Today’s Bible reading is Psalm 83.
Shame. We all know what it feels like–that painful awareness that rises in our God-given consciences after a dishonorable action, improper statement, or foolish step.
“That was wrong.” “I knew better.” “I can’t believe I said that.” “I’m so embarrassed.” “I would do anything to take that back.”
But here’s the question: in what direction does shame drive you? Those steps you’re taking in the fog of shame–where are they leading you? How are you processing or coping with your God-given capacity to feel the heavy cloak of shame?
For some, it’s self-loathing. For others, denial. Some toss out all inhibitions and dive head-first into even deeper danger.
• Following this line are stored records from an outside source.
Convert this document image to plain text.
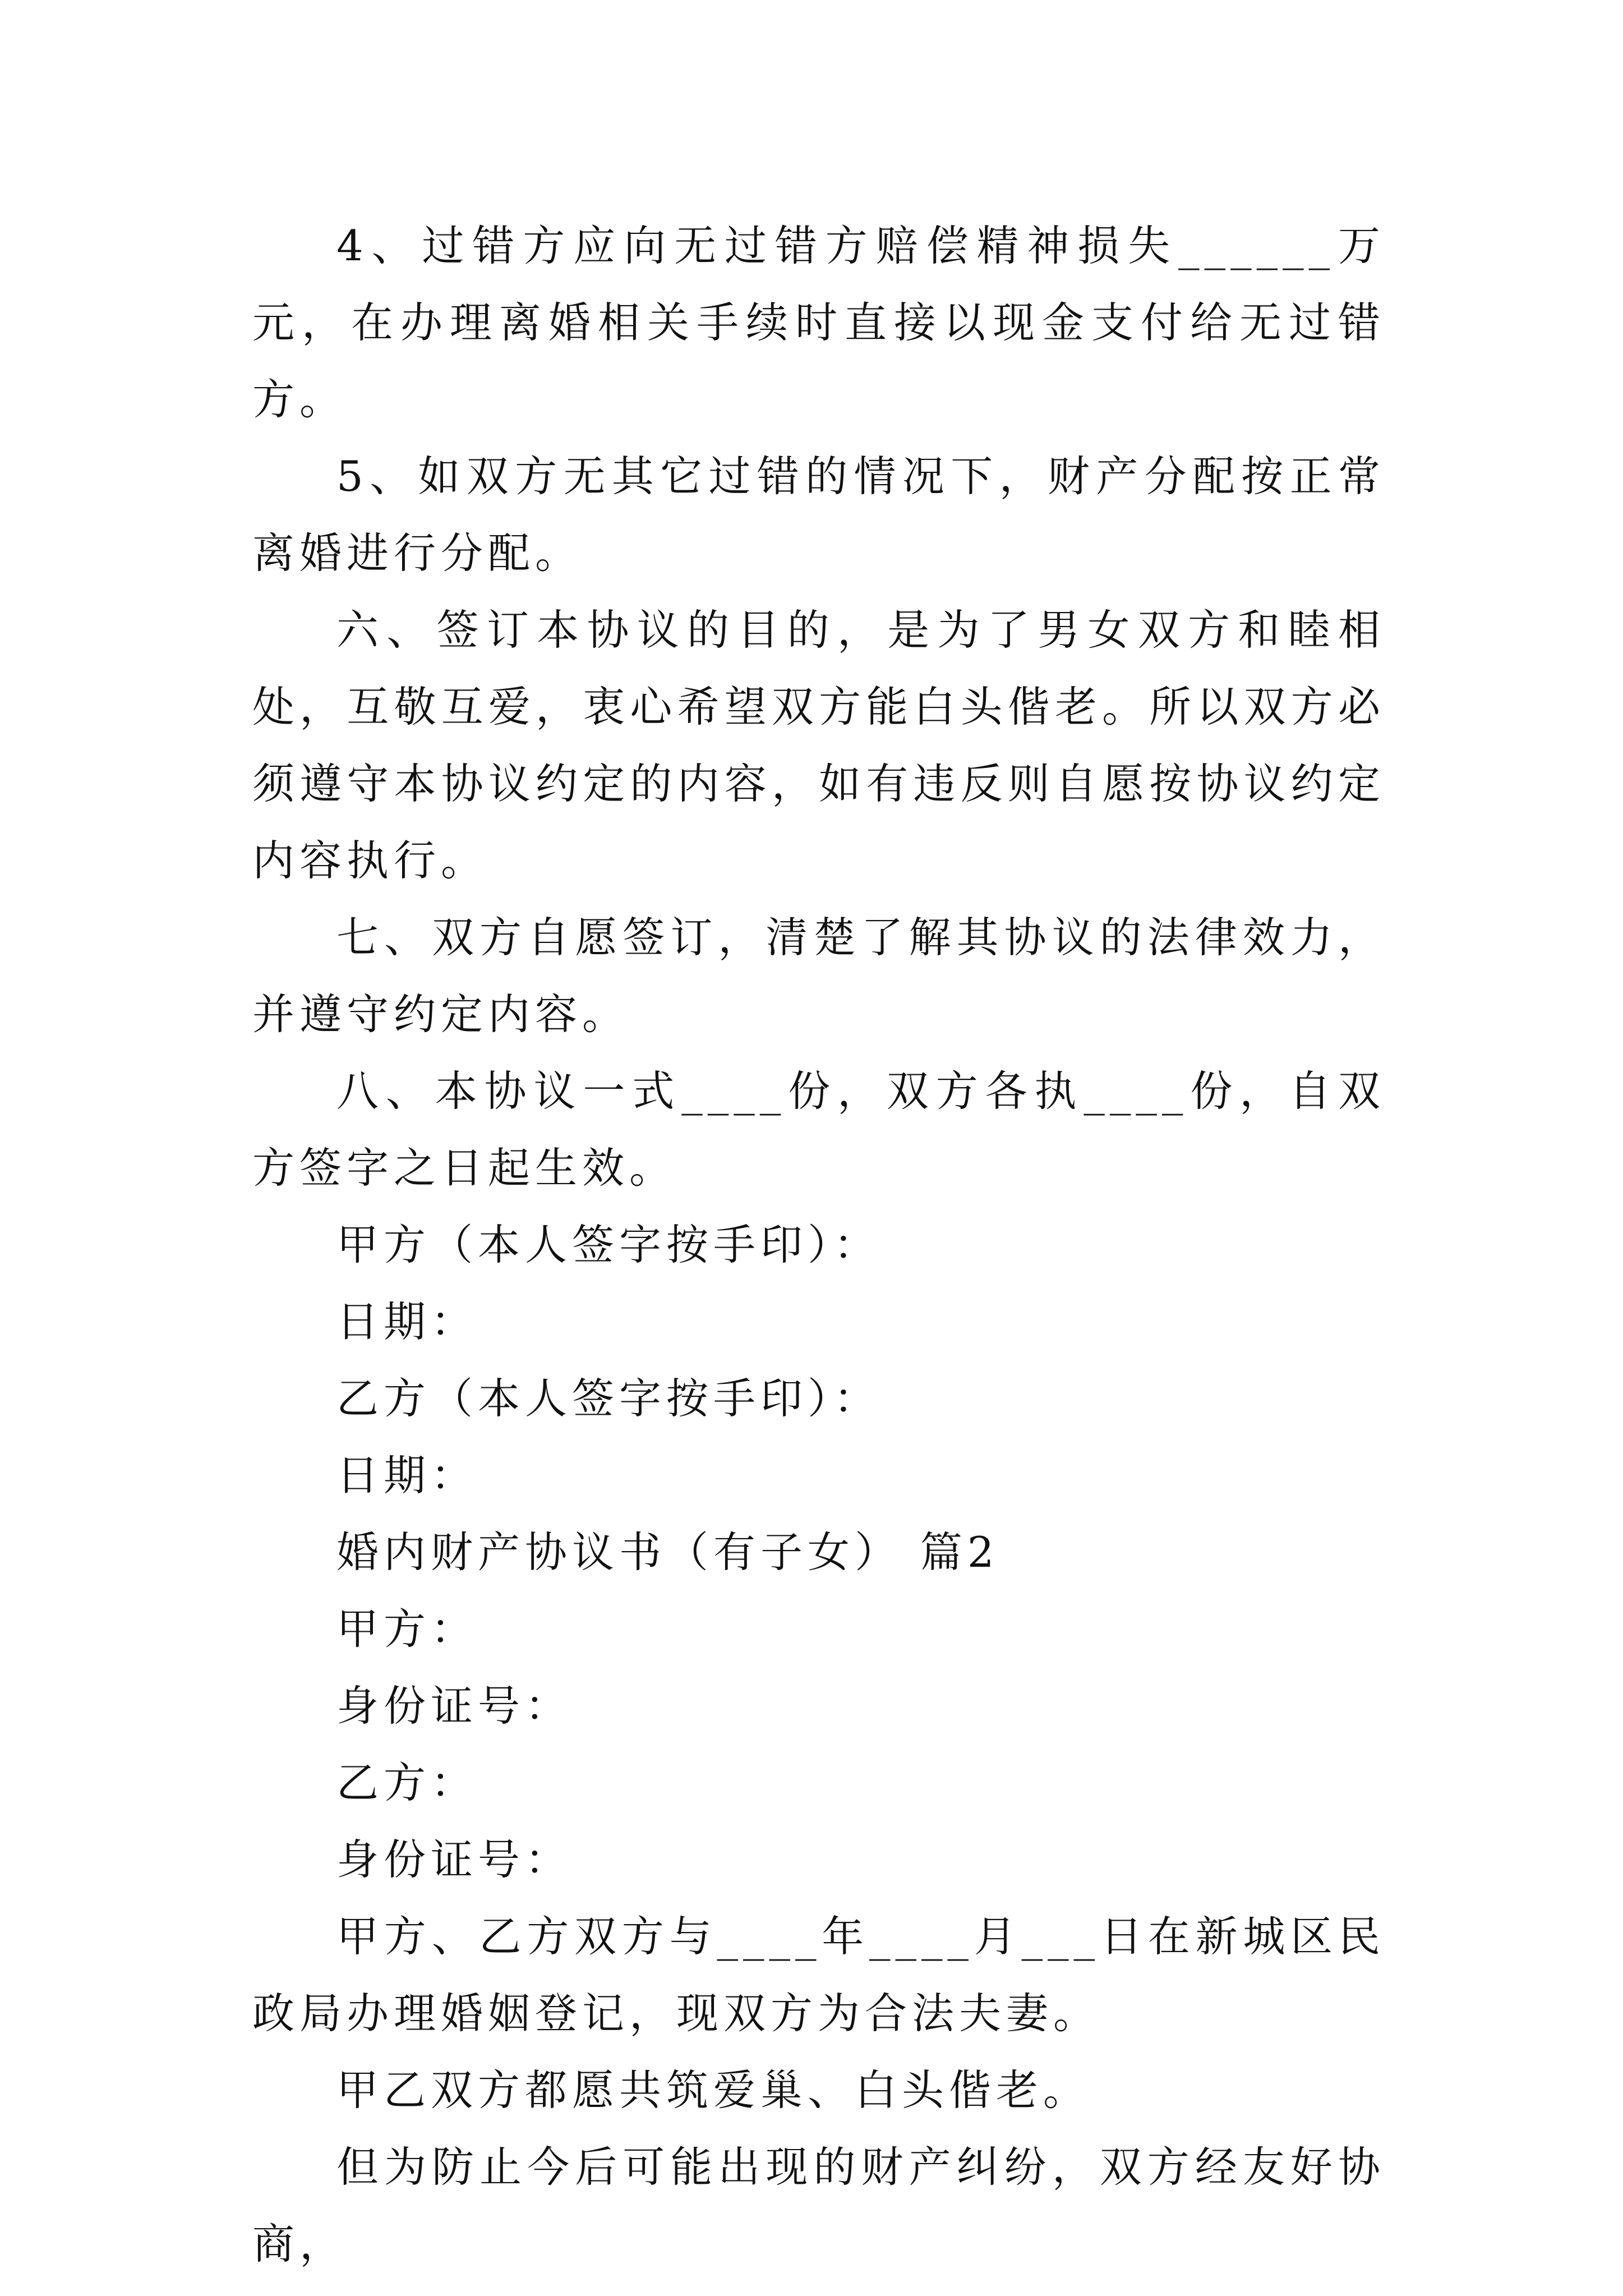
4、过错方应向无过错方赔偿精神损失______万元，在办理离婚相关手续时直接以现金支付给无过错方。

5、如双方无其它过错的情况下，财产分配按正常离婚进行分配。

六、签订本协议的目的，是为了男女双方和睦相处，互敬互爱，衷心希望双方能白头偕老。所以双方必须遵守本协议约定的内容，如有违反则自愿按协议约定内容执行。

七、双方自愿签订，清楚了解其协议的法律效力，并遵守约定内容。

八、本协议一式____份，双方各执____份，自双方签字之日起生效。

甲方（本人签字按手印）：

日期：

乙方（本人签字按手印）：

日期：

婚内财产协议书（有子女） 篇2

甲方：

身份证号：

乙方：

身份证号：

甲方、乙方双方与____年____月___日在新城区民政局办理婚姻登记，现双方为合法夫妻。

甲乙双方都愿共筑爱巢、白头偕老。

但为防止今后可能出现的财产纠纷，双方经友好协商，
Others try to completely shut down emotionally and hide in the shadows of spiritual numbness. Some look to drown the shame with alcohol, drugs, sex, or a new shipment from Amazon. Others fantasize about revenge … and the shame doesn’t evaporate.
Psalm 83 offers an alternative–not even an alternative, but an answer–the answer. As Asaph laments the uproar caused by Israel’s enemies, he prays:
Fill their faces with shame,
that they may seek your name, O LORD. (Psa 83:16)
Faces filled with shame, so that they will seek the God who is.
…that they may know that you alone,
whose name is the LORD,
are the Most High over all the earth. (Psa 83:18)
And on this side of the cross of Christ, when we come shame-filled-face to perfectly-holy-face with him, what do we find?
The Scripture says, “Everyone who believes in him will not be put to shame.” For there is no distinction between Jew and Greek; for the same Lord is Lord of all, bestowing his riches on all who call on him. For “everyone who calls on the name of the Lord will be saved.” (Rom 10:11-13)
Shame. You know what it feels like, but in what direction is it driving you? The Father of lies offers mirages and enslavement. The Author of life offers forgiveness and hope.
It’s simply a question of what we will seek in the wake of our shame.